Like any deeply introspective and philosophical nerd, I turn to books and music and film and art, in general, to assuage my anxiety and to ease my passage through transitions. This particular transition has been quite different. It is being quite different. This transition feels intrinsically right, perfectly measured, and has–in all honesty and perhaps prematurely–been rather smooth sailing.
But alas, a mind as serious and bloated as mine can’t just let things Be.
I am wrestling with my own feelings of living poetically–better, worse–Either/Or. Uncomfortable, for sure. Or (inclusively) I’m simply weary that I’ll never know the unbearable lightness of being.

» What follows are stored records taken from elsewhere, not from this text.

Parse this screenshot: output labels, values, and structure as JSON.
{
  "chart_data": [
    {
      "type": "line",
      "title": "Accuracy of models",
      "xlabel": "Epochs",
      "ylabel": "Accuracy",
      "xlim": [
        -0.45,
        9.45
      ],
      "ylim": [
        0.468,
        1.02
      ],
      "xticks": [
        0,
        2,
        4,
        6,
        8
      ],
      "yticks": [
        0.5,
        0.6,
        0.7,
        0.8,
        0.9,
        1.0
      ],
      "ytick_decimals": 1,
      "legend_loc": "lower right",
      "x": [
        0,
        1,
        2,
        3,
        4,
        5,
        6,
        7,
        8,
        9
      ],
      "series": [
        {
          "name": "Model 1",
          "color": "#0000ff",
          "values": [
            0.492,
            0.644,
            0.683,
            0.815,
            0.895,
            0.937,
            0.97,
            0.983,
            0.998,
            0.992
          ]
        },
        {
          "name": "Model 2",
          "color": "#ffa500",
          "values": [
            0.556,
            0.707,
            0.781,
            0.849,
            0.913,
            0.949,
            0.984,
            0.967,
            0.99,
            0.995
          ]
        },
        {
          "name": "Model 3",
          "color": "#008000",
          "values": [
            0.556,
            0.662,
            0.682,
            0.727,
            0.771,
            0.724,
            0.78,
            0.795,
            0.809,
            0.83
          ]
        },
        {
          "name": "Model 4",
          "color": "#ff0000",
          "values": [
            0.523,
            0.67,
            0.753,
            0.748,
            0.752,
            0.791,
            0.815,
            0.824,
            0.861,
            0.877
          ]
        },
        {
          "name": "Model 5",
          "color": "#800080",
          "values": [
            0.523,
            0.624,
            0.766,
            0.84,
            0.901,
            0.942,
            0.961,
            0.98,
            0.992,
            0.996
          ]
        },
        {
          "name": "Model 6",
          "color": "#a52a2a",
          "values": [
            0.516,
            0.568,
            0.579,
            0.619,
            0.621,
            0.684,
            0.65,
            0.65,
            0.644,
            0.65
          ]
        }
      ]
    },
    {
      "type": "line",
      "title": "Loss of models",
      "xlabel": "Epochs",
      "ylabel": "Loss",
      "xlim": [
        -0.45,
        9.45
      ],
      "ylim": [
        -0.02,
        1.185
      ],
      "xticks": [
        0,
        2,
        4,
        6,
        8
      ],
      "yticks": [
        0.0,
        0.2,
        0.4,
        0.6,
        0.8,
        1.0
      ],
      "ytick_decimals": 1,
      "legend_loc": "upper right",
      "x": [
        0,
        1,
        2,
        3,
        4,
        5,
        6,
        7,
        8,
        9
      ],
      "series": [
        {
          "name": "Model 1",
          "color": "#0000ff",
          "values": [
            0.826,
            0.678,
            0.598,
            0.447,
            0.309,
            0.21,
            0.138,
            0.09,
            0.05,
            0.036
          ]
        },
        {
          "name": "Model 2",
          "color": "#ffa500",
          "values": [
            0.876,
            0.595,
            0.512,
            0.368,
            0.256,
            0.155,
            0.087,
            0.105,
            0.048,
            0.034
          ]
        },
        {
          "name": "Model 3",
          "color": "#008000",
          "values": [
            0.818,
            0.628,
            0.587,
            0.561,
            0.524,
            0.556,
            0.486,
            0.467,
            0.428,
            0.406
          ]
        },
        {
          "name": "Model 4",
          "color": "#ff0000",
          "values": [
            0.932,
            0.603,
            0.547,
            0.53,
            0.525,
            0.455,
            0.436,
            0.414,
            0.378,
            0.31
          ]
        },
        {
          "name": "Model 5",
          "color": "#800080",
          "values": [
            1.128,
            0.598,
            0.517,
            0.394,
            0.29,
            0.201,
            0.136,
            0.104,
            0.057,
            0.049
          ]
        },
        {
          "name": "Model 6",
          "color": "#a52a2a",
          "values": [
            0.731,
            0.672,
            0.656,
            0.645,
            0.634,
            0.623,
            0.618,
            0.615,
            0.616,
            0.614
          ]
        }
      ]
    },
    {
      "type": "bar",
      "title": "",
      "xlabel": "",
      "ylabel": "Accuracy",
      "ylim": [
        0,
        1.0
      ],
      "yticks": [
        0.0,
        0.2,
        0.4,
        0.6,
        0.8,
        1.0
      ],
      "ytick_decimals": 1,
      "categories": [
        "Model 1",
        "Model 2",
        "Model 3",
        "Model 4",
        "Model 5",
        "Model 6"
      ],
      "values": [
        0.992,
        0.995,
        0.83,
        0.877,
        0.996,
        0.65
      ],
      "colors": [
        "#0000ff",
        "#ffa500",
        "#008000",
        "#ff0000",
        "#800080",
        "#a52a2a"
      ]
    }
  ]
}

This evening, I called a boy. I recounted my day, despite acknowledging his boredom, and was moved on. He’ll never call me Shams, nor I him. I pulled out my journal–paper and ink–and began by noting that it had been almost six years to the day since I’d opened my veins and bled black. I noted also the irony of that last and this first entry. As I poured my chaos into the great white abyss, I came to realize I’d been mainlining Rumi the way others snort lines of Harlequin. Perhaps that was the problem and so the solution would be easy.
I began the bleary and sluggish search for an antidote. Kant and Machiavelli were both at hand, but for practical reasons–YES, REALLY!–so they were out. I unearthed Shelley, of the ‘his’ variety, and quickly remembered why he’d sat so long on the shelf. Sorry, Mary…he was just never up to doc. Then I thought about The Seducer’s Diary, and then I thought about that seducer, and then I thought: NO.
It was shortly after this that I saw it. Its physical existence as heavy and burdensome as its legacy. My mind, my space, my soul felt sharp and lucid in comparison. My problem seems so trite and petty when I think of the serious and chronic bloating that afflicted Ayn.